The function return KeyError when the term “เมนูอาหารไทย” is not in the vocabulary.

>>> from pythainlp.word_vector import WordVector
>>>
>>> wv = WordVector()
>>> list_positive = ['เมนูอาหารไทย']
>>> list_negative = []
>>> wv.most_similar_cosmul(list_positive, list_negative)
KeyError: "word 'เมนูอาหารไทย' not in vocabulary"

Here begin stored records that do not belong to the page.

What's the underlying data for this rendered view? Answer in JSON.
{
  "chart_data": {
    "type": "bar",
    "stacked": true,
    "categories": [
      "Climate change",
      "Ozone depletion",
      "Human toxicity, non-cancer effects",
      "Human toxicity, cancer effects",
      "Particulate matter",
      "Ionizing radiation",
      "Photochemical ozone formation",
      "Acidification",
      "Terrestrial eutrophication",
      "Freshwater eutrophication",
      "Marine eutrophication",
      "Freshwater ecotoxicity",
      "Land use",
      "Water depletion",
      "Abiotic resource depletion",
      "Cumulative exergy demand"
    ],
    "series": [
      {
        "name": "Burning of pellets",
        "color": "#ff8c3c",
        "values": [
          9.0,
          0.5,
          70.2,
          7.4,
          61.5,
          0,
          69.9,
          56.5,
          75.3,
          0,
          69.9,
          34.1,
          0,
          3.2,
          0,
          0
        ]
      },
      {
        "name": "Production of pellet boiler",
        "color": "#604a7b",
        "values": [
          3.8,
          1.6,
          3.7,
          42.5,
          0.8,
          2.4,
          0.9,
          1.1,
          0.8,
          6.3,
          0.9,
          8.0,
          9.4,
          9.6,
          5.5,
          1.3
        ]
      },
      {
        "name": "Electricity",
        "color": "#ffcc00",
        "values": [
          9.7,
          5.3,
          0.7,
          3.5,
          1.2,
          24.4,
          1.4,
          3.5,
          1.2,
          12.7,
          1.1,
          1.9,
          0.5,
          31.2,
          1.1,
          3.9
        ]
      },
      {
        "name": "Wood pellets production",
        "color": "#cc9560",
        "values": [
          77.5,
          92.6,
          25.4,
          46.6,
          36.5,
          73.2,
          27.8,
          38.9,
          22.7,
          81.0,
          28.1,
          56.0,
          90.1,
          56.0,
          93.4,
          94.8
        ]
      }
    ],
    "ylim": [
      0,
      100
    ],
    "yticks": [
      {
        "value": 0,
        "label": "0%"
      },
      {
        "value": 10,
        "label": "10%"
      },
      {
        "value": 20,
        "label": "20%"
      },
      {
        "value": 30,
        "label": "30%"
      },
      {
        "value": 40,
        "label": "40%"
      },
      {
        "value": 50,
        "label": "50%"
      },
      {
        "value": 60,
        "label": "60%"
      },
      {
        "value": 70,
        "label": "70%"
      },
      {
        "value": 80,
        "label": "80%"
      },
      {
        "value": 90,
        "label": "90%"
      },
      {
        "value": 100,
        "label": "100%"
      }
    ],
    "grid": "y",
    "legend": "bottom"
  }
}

similarity(word1: str, word2: str) → float

This function computae cosine similarity between two words.

Parameters

• word1 (str) – first word to be compared

• word2 (str) – second word to be compared

Raises

KeyError – if either word1 or word2 is not in the vocabulary of the model.

Returns

the cosine similarity between the two word vectors

Return type

float

Note

• If a word in word1 or word2 is not in the vocabulary, KeyError will be raised.

Example

Compute consine similarity between two words: “รถไฟ” and “รถไฟฟ้า” (train and electric train).

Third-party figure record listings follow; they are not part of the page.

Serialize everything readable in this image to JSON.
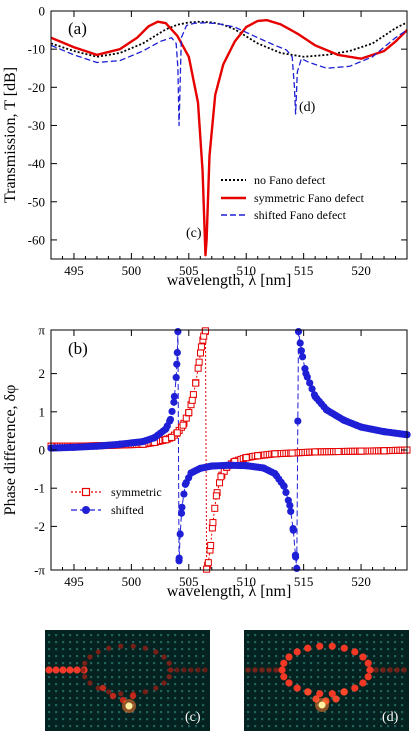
{
  "chart_data": [
    {
      "type": "line",
      "panel_label": "(a)",
      "xlabel": "wavelength, λ [nm]",
      "ylabel": "Transmission, T [dB]",
      "xlim": [
        493,
        524
      ],
      "ylim": [
        -65,
        0
      ],
      "x_ticks": [
        "495",
        "500",
        "505",
        "510",
        "515",
        "520"
      ],
      "y_ticks": [
        "0",
        "-10",
        "-20",
        "-30",
        "-40",
        "-50",
        "-60"
      ],
      "grid": false,
      "legend_position": "lower-right",
      "annotations": [
        {
          "text": "(c)",
          "x": 505.5,
          "y": -61
        },
        {
          "text": "(d)",
          "x": 514.9,
          "y": -28
        }
      ],
      "series": [
        {
          "name": "no Fano defect",
          "color": "#000000",
          "style": "dotted",
          "x": [
            493,
            495,
            497,
            499,
            501,
            503,
            504,
            505,
            506,
            507,
            508,
            509,
            511,
            513,
            515,
            517,
            519,
            521,
            522,
            523,
            524
          ],
          "y": [
            -8.5,
            -10.5,
            -12,
            -11,
            -8.5,
            -4.8,
            -3.6,
            -3,
            -2.8,
            -3,
            -3.6,
            -4.8,
            -8.5,
            -11,
            -12,
            -11.5,
            -10.5,
            -8.5,
            -6.5,
            -4.5,
            -3
          ]
        },
        {
          "name": "symmetric Fano defect",
          "color": "#e60000",
          "style": "solid",
          "x": [
            493,
            495,
            497,
            499,
            500.5,
            501.5,
            502.3,
            503,
            504,
            505,
            505.8,
            506.2,
            506.45,
            506.55,
            506.8,
            507.3,
            508,
            509,
            510,
            511,
            511.8,
            513,
            514.5,
            516,
            518,
            520,
            522,
            523,
            524
          ],
          "y": [
            -7,
            -9.5,
            -11.5,
            -10,
            -7,
            -4,
            -2.8,
            -3.2,
            -6.5,
            -12,
            -24,
            -42,
            -64,
            -60,
            -38,
            -22,
            -14,
            -8,
            -4.2,
            -2.6,
            -2.4,
            -3.5,
            -6,
            -9,
            -11.5,
            -12.5,
            -10.5,
            -8,
            -5
          ]
        },
        {
          "name": "shifted Fano defect",
          "color": "#1f1fd6",
          "style": "dashed",
          "x": [
            493,
            495,
            497,
            499,
            501,
            502.5,
            503.5,
            503.9,
            504.05,
            504.15,
            504.35,
            504.8,
            505.5,
            506.5,
            507.5,
            509,
            511,
            512.5,
            513.5,
            514,
            514.2,
            514.3,
            514.45,
            514.8,
            515.5,
            517,
            519,
            521,
            522,
            523,
            524
          ],
          "y": [
            -9,
            -11.5,
            -13.5,
            -13,
            -10.5,
            -8,
            -7,
            -8.5,
            -15,
            -30,
            -7,
            -3.8,
            -3.2,
            -3.1,
            -3.3,
            -4.2,
            -7,
            -9,
            -10.2,
            -12,
            -20,
            -27,
            -16,
            -12.5,
            -13.5,
            -15,
            -14.5,
            -12,
            -9.5,
            -7,
            -5
          ]
        }
      ]
    },
    {
      "type": "scatter",
      "panel_label": "(b)",
      "xlabel": "wavelength, λ [nm]",
      "ylabel": "Phase difference, δφ",
      "xlim": [
        493,
        524
      ],
      "ylim": [
        -3.1416,
        3.1416
      ],
      "x_ticks": [
        "495",
        "500",
        "505",
        "510",
        "515",
        "520"
      ],
      "y_ticks": [
        "π",
        "2",
        "1",
        "0",
        "-1",
        "-2",
        "-π"
      ],
      "grid": false,
      "legend_position": "lower-left",
      "series": [
        {
          "name": "symmetric",
          "color": "#e60000",
          "marker": "open-square",
          "line": "dotted",
          "x": [
            493,
            495,
            497,
            499,
            501,
            502,
            503,
            503.5,
            504,
            504.5,
            505,
            505.3,
            505.6,
            505.9,
            506.1,
            506.3,
            506.45,
            506.55,
            506.7,
            506.9,
            507.1,
            507.4,
            507.8,
            508.3,
            509,
            510,
            511,
            512.5,
            514,
            516,
            518,
            520,
            522,
            524
          ],
          "y": [
            0.1,
            0.1,
            0.11,
            0.13,
            0.15,
            0.2,
            0.27,
            0.33,
            0.45,
            0.65,
            0.98,
            1.3,
            1.75,
            2.3,
            2.7,
            2.98,
            3.12,
            -3.12,
            -2.95,
            -2.5,
            -1.9,
            -1.2,
            -0.7,
            -0.45,
            -0.3,
            -0.2,
            -0.15,
            -0.1,
            -0.08,
            -0.05,
            -0.04,
            -0.03,
            -0.02,
            0
          ]
        },
        {
          "name": "shifted",
          "color": "#1f1fd6",
          "marker": "filled-circle",
          "line": "dashed",
          "x": [
            493,
            495,
            497,
            499,
            501,
            502,
            503,
            503.4,
            503.7,
            503.9,
            504.0,
            504.05,
            504.15,
            504.25,
            504.4,
            504.7,
            505.2,
            506,
            507,
            508.5,
            510,
            511.5,
            512.5,
            513.3,
            513.8,
            514.1,
            514.3,
            514.4,
            514.55,
            514.8,
            515.2,
            516,
            517,
            518.5,
            520,
            522,
            524
          ],
          "y": [
            0.05,
            0.07,
            0.1,
            0.15,
            0.22,
            0.32,
            0.55,
            0.8,
            1.25,
            1.9,
            2.55,
            3.1,
            -2.9,
            -2.2,
            -1.5,
            -0.9,
            -0.6,
            -0.48,
            -0.42,
            -0.4,
            -0.41,
            -0.47,
            -0.62,
            -0.95,
            -1.45,
            -2.1,
            -2.8,
            -3.1,
            3.1,
            2.6,
            2.0,
            1.4,
            1.05,
            0.78,
            0.6,
            0.48,
            0.4
          ]
        }
      ]
    }
  ],
  "insets": [
    {
      "label": "(c)"
    },
    {
      "label": "(d)"
    }
  ]
}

>>> from pythainlp.word_vector import WordVector
>>> wv = WordVector()
>>> wv.similarity('รถไฟ', 'รถไฟฟ้า')
0.43387136

Compute consine similarity between two words: “เสือดาว” and “รถไฟฟ้า” (leopard and electric train).

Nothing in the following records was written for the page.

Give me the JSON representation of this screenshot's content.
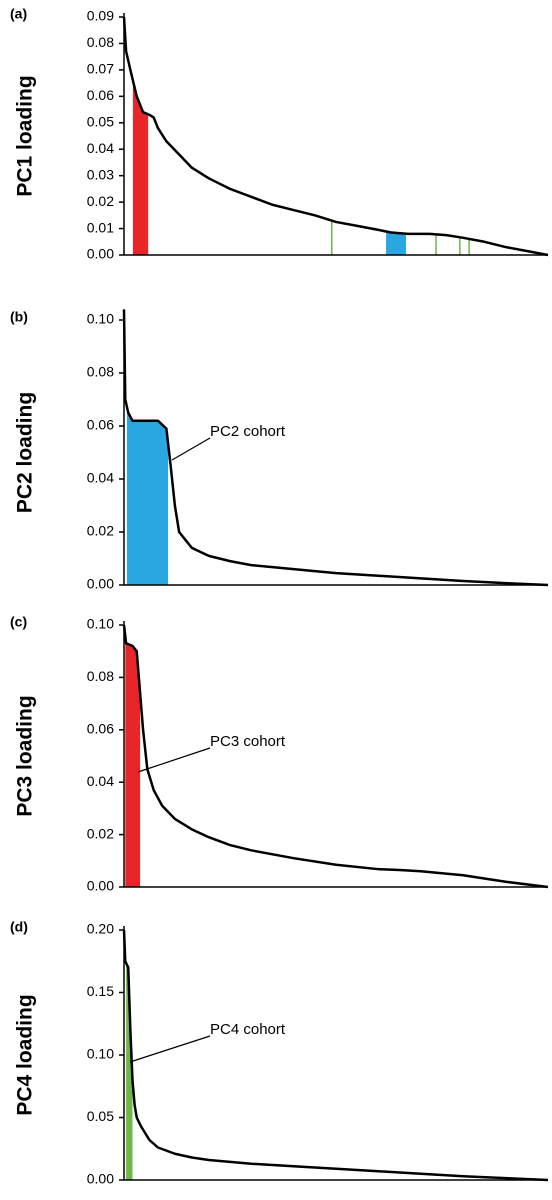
{
  "chart_data": [
    {
      "type": "line",
      "panel_label": "(a)",
      "ylabel": "PC1 loading",
      "xlim": [
        0,
        100
      ],
      "ylim": [
        0,
        0.09
      ],
      "yticks": [
        {
          "value": 0,
          "label": "0.00"
        },
        {
          "value": 0.01,
          "label": "0.01"
        },
        {
          "value": 0.02,
          "label": "0.02"
        },
        {
          "value": 0.03,
          "label": "0.03"
        },
        {
          "value": 0.04,
          "label": "0.04"
        },
        {
          "value": 0.05,
          "label": "0.05"
        },
        {
          "value": 0.06,
          "label": "0.06"
        },
        {
          "value": 0.07,
          "label": "0.07"
        },
        {
          "value": 0.08,
          "label": "0.08"
        },
        {
          "value": 0.09,
          "label": "0.09"
        }
      ],
      "x": [
        0,
        0.5,
        1.5,
        3,
        4.5,
        6,
        7,
        8,
        10,
        13,
        16,
        20,
        25,
        30,
        35,
        40,
        45,
        50,
        55,
        60,
        63,
        67,
        72,
        76,
        80,
        85,
        90,
        95,
        100
      ],
      "values": [
        0.09,
        0.077,
        0.07,
        0.06,
        0.054,
        0.053,
        0.052,
        0.048,
        0.043,
        0.038,
        0.033,
        0.029,
        0.025,
        0.022,
        0.019,
        0.017,
        0.015,
        0.0125,
        0.011,
        0.0095,
        0.0085,
        0.008,
        0.008,
        0.0075,
        0.0065,
        0.005,
        0.003,
        0.0015,
        0
      ],
      "color": "#000000",
      "highlights": [
        {
          "color": "#e8262a",
          "start": 2.1,
          "end": 5.7
        },
        {
          "color": "#2aa7e0",
          "start": 61.8,
          "end": 66.5
        },
        {
          "color": "#70b74a",
          "start": 49,
          "end": 49
        },
        {
          "color": "#70b74a",
          "start": 73.6,
          "end": 73.6
        },
        {
          "color": "#70b74a",
          "start": 79.2,
          "end": 79.2
        },
        {
          "color": "#70b74a",
          "start": 81.4,
          "end": 81.4
        }
      ]
    },
    {
      "type": "line",
      "panel_label": "(b)",
      "ylabel": "PC2 loading",
      "annotation": "PC2 cohort",
      "xlim": [
        0,
        100
      ],
      "ylim": [
        0,
        0.1
      ],
      "yticks": [
        {
          "value": 0,
          "label": "0.00"
        },
        {
          "value": 0.02,
          "label": "0.02"
        },
        {
          "value": 0.04,
          "label": "0.04"
        },
        {
          "value": 0.06,
          "label": "0.06"
        },
        {
          "value": 0.08,
          "label": "0.08"
        },
        {
          "value": 0.1,
          "label": "0.10"
        }
      ],
      "x": [
        0,
        0.3,
        1,
        2,
        5,
        8,
        10,
        11,
        12,
        13,
        14,
        16,
        20,
        25,
        30,
        40,
        50,
        60,
        70,
        80,
        90,
        100
      ],
      "values": [
        0.104,
        0.07,
        0.065,
        0.062,
        0.062,
        0.062,
        0.059,
        0.045,
        0.03,
        0.02,
        0.018,
        0.014,
        0.011,
        0.009,
        0.0075,
        0.006,
        0.0045,
        0.0035,
        0.0025,
        0.0015,
        0.0007,
        0
      ],
      "color": "#000000",
      "highlights": [
        {
          "color": "#2aa7e0",
          "start": 0.7,
          "end": 10.4
        }
      ]
    },
    {
      "type": "line",
      "panel_label": "(c)",
      "ylabel": "PC3 loading",
      "annotation": "PC3 cohort",
      "xlim": [
        0,
        100
      ],
      "ylim": [
        0,
        0.1
      ],
      "yticks": [
        {
          "value": 0,
          "label": "0.00"
        },
        {
          "value": 0.02,
          "label": "0.02"
        },
        {
          "value": 0.04,
          "label": "0.04"
        },
        {
          "value": 0.06,
          "label": "0.06"
        },
        {
          "value": 0.08,
          "label": "0.08"
        },
        {
          "value": 0.1,
          "label": "0.10"
        }
      ],
      "x": [
        0,
        0.5,
        2,
        3,
        3.5,
        4.5,
        5.5,
        7,
        9,
        12,
        16,
        20,
        25,
        30,
        40,
        50,
        60,
        65,
        70,
        80,
        90,
        100
      ],
      "values": [
        0.1,
        0.093,
        0.092,
        0.09,
        0.08,
        0.06,
        0.045,
        0.037,
        0.031,
        0.026,
        0.022,
        0.019,
        0.016,
        0.014,
        0.011,
        0.0085,
        0.0068,
        0.0065,
        0.006,
        0.0045,
        0.002,
        0
      ],
      "color": "#000000",
      "highlights": [
        {
          "color": "#e8262a",
          "start": 0.3,
          "end": 3.8
        }
      ]
    },
    {
      "type": "line",
      "panel_label": "(d)",
      "ylabel": "PC4 loading",
      "annotation": "PC4 cohort",
      "xlim": [
        0,
        100
      ],
      "ylim": [
        0,
        0.2
      ],
      "yticks": [
        {
          "value": 0,
          "label": "0.00"
        },
        {
          "value": 0.05,
          "label": "0.05"
        },
        {
          "value": 0.1,
          "label": "0.10"
        },
        {
          "value": 0.15,
          "label": "0.15"
        },
        {
          "value": 0.2,
          "label": "0.20"
        }
      ],
      "x": [
        0,
        0.3,
        1,
        1.5,
        2,
        2.5,
        3,
        4,
        6,
        8,
        12,
        16,
        20,
        30,
        40,
        50,
        60,
        70,
        80,
        90,
        100
      ],
      "values": [
        0.2,
        0.175,
        0.17,
        0.12,
        0.08,
        0.06,
        0.05,
        0.043,
        0.032,
        0.026,
        0.021,
        0.018,
        0.016,
        0.013,
        0.011,
        0.009,
        0.007,
        0.005,
        0.003,
        0.0015,
        0
      ],
      "color": "#000000",
      "highlights": [
        {
          "color": "#70b74a",
          "start": 0.5,
          "end": 2
        }
      ]
    }
  ]
}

>>> from pythainlp.word_vector import WordVector
>>>
>>> wv = WordVector()
>>> wv.similarity('เสือดาว', 'รถไฟฟ้า')
0.04300258

sentence_vectorizer(text: str, use_mean: bool = True) → ndarray

This function convert a Thai sentence into vector. Specifically, it first tokenize that text and map each tokenized words with the word vectors from the model. Then, word vectors are aggregatesd into one vector of 300 dimension by calulating either mean, or summation of all word vectors.

Parameters

• text (str) – text input

• use_mean (bool) – if True aggregate word vectors with mean of all word vectors. Otherwise, aggregate with summation of all word vectors

Returns

300-dimension vector representing the given sentence in form of numpy array

Return type

numpy.ndarray((1,300))

Example

Vectorize the sentence, “อ้วนเสี้ยวเข้ายึดแคว้นกิจิ๋ว ในปี พ.ศ. 735”, into one sentence vector with two aggregation meanthods: mean

and summation.

>>> from pythainlp.word_vector import WordVector
>>>
>>> wv = WordVector()
>>> sentence = 'อ้วนเสี้ยวเข้ายึดแคว้นกิจิ๋ว ในปี พ.ศ. 735'
>>> wv.sentence_vectorizer(sentence, use_mean=True)
array([[-0.00421414, -0.08881307,  0.05081136, -0.05632929,
     -0.06607185, 0.03059357, -0.113882  , -0.00074836,  0.05035743,
     0.02914307,
     ...
    0.02893357,  0.11327957,  0.04562086, -0.05015393,  0.11641257,
    0.32304936, -0.05054322,  0.03639471, -0.06531371,  0.05048079]])
>>>
>>> wv.sentence_vectorizer(sentence, use_mean=False)
array([[-0.05899798, -1.24338295,  0.711359  , -0.78861002,
     -0.92500597, 0.42831   , -1.59434797, -0.01047703,  0.705004
    ,  0.40800299,
    ...
    0.40506999,  1.58591403,  0.63869202, -0.702155  ,  1.62977601,
    4.52269109, -0.70760502,  0.50952601, -0.914392  ,  0.70673105]])

References

1

Omer Levy and Yoav Goldberg (2014). Linguistic Regularities in Sparse and Explicit Word Representations.